Growing up, I used to love when my grandma would visit because it would mean we could make scones together!! While I don't think my scones will ever be at the same standard of my grandmas - there is just something about them that is so magical - these scones are still absolutely delicious!

I decided to change up the traditional lemonade scones with the addition of Remedy Raspberry lemonade Kombucha - YUM!!! The other major substitution it made was yoghurt in place of cream. I hardly ever use cream in cooking, I have found yoghurt to be the perfect substitute for it in all my cooking both sweet and savoury. These were no expectation, the yoghurt provided a delicious base. 

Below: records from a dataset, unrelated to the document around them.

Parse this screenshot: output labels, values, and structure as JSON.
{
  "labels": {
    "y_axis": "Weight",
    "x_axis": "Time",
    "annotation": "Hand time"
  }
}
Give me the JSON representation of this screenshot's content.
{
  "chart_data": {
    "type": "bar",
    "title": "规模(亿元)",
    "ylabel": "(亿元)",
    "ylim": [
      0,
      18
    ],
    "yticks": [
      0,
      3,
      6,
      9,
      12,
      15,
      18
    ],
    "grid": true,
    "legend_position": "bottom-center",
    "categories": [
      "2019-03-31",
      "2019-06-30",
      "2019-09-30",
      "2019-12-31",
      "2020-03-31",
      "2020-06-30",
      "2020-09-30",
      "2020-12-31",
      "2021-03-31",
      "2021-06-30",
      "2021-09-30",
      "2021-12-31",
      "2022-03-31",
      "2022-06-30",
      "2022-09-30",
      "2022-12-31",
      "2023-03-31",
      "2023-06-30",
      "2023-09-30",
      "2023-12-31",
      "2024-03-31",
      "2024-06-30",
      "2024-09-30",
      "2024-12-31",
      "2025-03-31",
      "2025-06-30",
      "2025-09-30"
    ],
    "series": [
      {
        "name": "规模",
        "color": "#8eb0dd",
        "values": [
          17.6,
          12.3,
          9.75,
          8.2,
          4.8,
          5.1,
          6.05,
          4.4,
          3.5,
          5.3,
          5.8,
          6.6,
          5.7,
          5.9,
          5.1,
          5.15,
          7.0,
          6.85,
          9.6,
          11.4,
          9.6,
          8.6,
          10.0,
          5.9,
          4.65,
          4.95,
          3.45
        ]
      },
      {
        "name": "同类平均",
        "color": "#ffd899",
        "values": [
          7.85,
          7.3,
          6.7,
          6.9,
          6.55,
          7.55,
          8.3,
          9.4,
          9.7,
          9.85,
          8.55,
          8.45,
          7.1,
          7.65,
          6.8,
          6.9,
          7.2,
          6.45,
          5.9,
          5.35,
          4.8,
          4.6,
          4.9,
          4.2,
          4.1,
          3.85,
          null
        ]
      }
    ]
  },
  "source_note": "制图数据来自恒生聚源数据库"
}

So i present you Probiotic rich Raspberry Lemonade scones - don't mind me, I'll be stuffing my face with scones.

Raspberry Lemonade Scones

2 cups SR Flour

2tbsp Castor Sugar*

1/2 cup Chobani Raspberry Yoghurt (any greek yoghurt can be used)

1/3 cup Raspberry Lemonade Kombucha

1/2 cup frozen Raspberries

2tbsp Milk

*Sugar can be substituted for a refined sugar free option such as natvia or rice malt syrup. However if using a liquid sweeteners reduce kombucha slightly to ensure dough is not to wet.

Method:

Preheat oven to 200C. Sift flour into a large bowl and mix through castor sugar. Add in yoghurt and Kombucha. Use a a knife to cut through the mixture and mix in wet ingredients. Then tip out onto a lightly floured surface. Carefully knead the mixture until it all comes together. Be careful not to over knead as this will cause the scones to be tough. Carefully knead in the raspberries then use your hands to flatten dough into a disc about 1inch thick. Use a floured scone cutter to cut out scones and place on a lined baking tray. Repeat with remaining scones. The mixture makes about 12. Brush the scones with milk and bake in the oven for 10-15 until golden brown. 

Remove from oven and enjoy hot with greek yoghurt and raspberry chia jam!!